Presiden Prabowo Subianto meminta pemerintahannya menunda pembangunan kantor-kantor nan megah dan kudu lebih memprioritaskan produktivitas.
Prabowo baru saja meresmikan panen raya udang di Tambak Budidaya Udang Kebumen, Jawa Tengah, Sabtu (23/5). Dia menyebutkan, tambak seluas 65 hektare nan baru saja beraksi 3 tahun ini sudah bisa menghasilkan udang 40 ton setiap hektarenya.

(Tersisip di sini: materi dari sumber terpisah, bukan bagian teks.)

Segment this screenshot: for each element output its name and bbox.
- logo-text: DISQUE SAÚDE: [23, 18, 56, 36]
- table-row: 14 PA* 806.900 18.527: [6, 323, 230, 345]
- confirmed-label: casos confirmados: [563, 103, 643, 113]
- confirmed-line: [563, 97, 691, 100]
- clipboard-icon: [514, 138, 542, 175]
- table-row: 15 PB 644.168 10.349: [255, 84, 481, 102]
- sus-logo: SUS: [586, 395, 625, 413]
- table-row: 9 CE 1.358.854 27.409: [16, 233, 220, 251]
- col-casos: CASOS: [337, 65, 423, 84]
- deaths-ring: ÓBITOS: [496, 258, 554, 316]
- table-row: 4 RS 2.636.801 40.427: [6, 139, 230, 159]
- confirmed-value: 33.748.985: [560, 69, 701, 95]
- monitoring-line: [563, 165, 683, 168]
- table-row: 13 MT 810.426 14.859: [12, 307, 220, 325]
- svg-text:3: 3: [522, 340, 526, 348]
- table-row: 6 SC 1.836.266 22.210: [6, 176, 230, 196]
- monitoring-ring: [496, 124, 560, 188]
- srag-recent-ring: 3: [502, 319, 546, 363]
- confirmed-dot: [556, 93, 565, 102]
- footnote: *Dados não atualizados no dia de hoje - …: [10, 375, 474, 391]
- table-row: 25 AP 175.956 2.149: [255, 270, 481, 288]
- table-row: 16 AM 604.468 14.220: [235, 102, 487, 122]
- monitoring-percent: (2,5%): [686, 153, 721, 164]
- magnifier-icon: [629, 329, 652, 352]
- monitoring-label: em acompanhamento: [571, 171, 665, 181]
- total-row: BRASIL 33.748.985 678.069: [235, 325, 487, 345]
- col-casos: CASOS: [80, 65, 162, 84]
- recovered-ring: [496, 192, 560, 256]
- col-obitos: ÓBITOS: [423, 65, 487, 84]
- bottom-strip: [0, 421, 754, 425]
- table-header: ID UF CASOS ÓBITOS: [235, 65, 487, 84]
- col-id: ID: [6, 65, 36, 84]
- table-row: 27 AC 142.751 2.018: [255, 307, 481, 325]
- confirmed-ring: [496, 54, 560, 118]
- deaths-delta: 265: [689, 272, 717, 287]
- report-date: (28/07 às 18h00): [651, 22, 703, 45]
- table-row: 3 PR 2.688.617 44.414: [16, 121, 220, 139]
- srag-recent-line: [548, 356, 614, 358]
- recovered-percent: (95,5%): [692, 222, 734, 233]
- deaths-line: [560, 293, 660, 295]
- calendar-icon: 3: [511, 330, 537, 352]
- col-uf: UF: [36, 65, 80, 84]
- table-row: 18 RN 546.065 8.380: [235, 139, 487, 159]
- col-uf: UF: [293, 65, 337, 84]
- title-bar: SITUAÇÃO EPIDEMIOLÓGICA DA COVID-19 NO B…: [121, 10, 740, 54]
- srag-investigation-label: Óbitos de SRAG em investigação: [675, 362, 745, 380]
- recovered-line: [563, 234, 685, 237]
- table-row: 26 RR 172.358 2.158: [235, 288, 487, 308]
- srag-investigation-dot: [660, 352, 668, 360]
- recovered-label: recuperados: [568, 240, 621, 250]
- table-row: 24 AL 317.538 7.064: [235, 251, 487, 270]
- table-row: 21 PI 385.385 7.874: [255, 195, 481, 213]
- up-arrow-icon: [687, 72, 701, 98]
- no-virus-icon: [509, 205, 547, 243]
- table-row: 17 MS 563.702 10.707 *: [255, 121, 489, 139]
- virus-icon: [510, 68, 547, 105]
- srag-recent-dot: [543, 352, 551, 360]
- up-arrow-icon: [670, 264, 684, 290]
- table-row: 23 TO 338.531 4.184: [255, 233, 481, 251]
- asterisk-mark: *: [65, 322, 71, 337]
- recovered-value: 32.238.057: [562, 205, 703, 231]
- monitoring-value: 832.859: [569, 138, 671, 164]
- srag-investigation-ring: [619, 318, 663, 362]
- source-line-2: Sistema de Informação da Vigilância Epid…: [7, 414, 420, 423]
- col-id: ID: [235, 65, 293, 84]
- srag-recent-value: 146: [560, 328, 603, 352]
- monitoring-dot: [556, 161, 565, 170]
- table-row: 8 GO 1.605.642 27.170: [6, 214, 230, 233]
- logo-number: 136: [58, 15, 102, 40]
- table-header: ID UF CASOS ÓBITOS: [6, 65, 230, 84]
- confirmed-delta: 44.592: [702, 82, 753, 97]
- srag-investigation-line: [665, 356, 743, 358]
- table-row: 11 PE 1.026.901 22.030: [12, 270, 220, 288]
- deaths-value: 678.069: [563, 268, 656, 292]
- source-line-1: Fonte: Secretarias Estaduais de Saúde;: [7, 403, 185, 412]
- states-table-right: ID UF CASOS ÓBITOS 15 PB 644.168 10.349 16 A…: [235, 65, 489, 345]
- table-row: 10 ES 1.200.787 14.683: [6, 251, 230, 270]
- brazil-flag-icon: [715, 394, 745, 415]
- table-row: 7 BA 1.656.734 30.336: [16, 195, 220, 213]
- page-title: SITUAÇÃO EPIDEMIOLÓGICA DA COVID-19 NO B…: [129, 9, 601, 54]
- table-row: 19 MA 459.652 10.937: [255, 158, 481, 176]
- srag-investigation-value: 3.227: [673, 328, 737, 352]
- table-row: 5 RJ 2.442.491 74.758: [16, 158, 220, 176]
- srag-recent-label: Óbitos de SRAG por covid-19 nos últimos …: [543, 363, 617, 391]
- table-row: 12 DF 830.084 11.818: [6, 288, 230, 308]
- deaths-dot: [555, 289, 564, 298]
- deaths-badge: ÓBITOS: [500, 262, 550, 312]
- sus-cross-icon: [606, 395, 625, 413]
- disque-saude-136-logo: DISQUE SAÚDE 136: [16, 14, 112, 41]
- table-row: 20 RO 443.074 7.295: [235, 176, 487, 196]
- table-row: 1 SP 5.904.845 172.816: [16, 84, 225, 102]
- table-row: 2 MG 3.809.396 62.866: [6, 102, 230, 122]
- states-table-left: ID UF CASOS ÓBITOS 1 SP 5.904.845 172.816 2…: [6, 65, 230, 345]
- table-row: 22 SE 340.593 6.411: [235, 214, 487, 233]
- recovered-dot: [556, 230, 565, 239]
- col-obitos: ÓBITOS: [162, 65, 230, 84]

Ke depannya, Prabowo berencana membangun tambak-tambak udang dan ikan di wilayah lain, seperti di Waingapu seluas 2.000 hektare, Gorontalo sebesar 200 hektare, dan wilayah Pantura hingga 14.000 hektare.
"Kita bakal bangun proyek-proyek produktif nan menghasilkan protein dan untuk rakyat kita dan juga untuk jual ke luar negeri. Supaya kita bisa dapat devisa," ungkapnya.
Dengan demikian, Prabowo meminta kepada kabinetnya untuk menunda pembangunan kantor-kantor bentuk nan megah. Pasalnya, dia mau pemerintah lebih mengutamakan produktivitas daripada bangunan.
"Jadi maaf kita sekarang agak tundalah bangun banyak kantor, kantor, kantor. Kantor itu ya perlu, tapi jangan ada instansi enggak ada produktivitas," ungkapnya.
"Kantor megah produknya enggak ada. Lebih baik kantornya tidak begitu bagus, tapi produknya bagus, hasilnya banyak, penghasilan untuk rakyat banyak. Rakyat kita butuh pekerjaan," tegas Prabowo.
Prabowo memastikan dalam beberapa bulan ke depan, pemerintah bakal mempercepat pembangunan nan produktif. Dia menilai proyek produktif ialah kudu menghasilkan nilai tambah kepada negara dan masyarakat.
"Batasan produktif apa? Menciptakan lapangan kerja untuk rakyat kita. Kedua, menghasilkan nilai tambah, menambah kekayaan bangsa Indonesia, menambah penghasilan rakyat kita. Itu makna produktif," jelasnya.